I hope the Devil Rays can put their struggles behind them, but the market in St. Petersburg makes it difficult to do so. It appears as if the organization is in a never-ending cycle: Fans won’t come to Tropicana Field if they don’t win, but they will never have the funds to win if fans don’t come. The marketing department’s promotional efforts to bring larger crowds to Tropicana Field, potentially creating larger revenues are crucial to the team’s success. In addition, the baseball operations department must continue to stockpile talent in the Rays' farm system who they can control for the long-term.

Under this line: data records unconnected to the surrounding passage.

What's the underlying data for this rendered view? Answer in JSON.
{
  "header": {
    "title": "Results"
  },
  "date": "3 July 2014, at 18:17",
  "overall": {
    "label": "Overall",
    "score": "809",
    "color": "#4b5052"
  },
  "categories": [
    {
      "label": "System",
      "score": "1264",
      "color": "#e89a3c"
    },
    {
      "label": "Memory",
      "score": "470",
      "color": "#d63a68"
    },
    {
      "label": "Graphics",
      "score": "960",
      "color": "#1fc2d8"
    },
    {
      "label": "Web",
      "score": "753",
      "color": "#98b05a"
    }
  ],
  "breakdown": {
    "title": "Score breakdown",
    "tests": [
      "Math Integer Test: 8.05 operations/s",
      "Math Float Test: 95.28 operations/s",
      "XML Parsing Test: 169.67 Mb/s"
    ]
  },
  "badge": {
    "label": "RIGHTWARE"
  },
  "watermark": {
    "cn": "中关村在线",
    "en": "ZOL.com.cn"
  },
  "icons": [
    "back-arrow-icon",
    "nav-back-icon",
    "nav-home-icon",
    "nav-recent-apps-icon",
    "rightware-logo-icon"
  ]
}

The newer management regime appears to understand this pivotal concept, evident by their drafts over the past three years. With a young core of players-- including Reid Briganc, Wade Davis, Jeremy Hellickson, Evan Longoria and Jeff Niemann, among others -- perhaps the Rays could compete by 2010. Quality pitching will always be a question mark, though. The philosophy of generating pitchers internally has not worked for Rays in ten years, so why should fans expect it to work now? I remain optimistic, because the Rays talent is that substantial. The challenge will be locking the aforementioned players up when they become eligible for free agency, especially given the wacky state of the free agent of the market. I love having a Major League Baseball team to root for that is less than five minutes away as a student at Eckerd College. But if they can compete this year, it would make it that much better. Tragically, however, it seems as if success will only come to Tampa Bay after I graduate from college in 2008.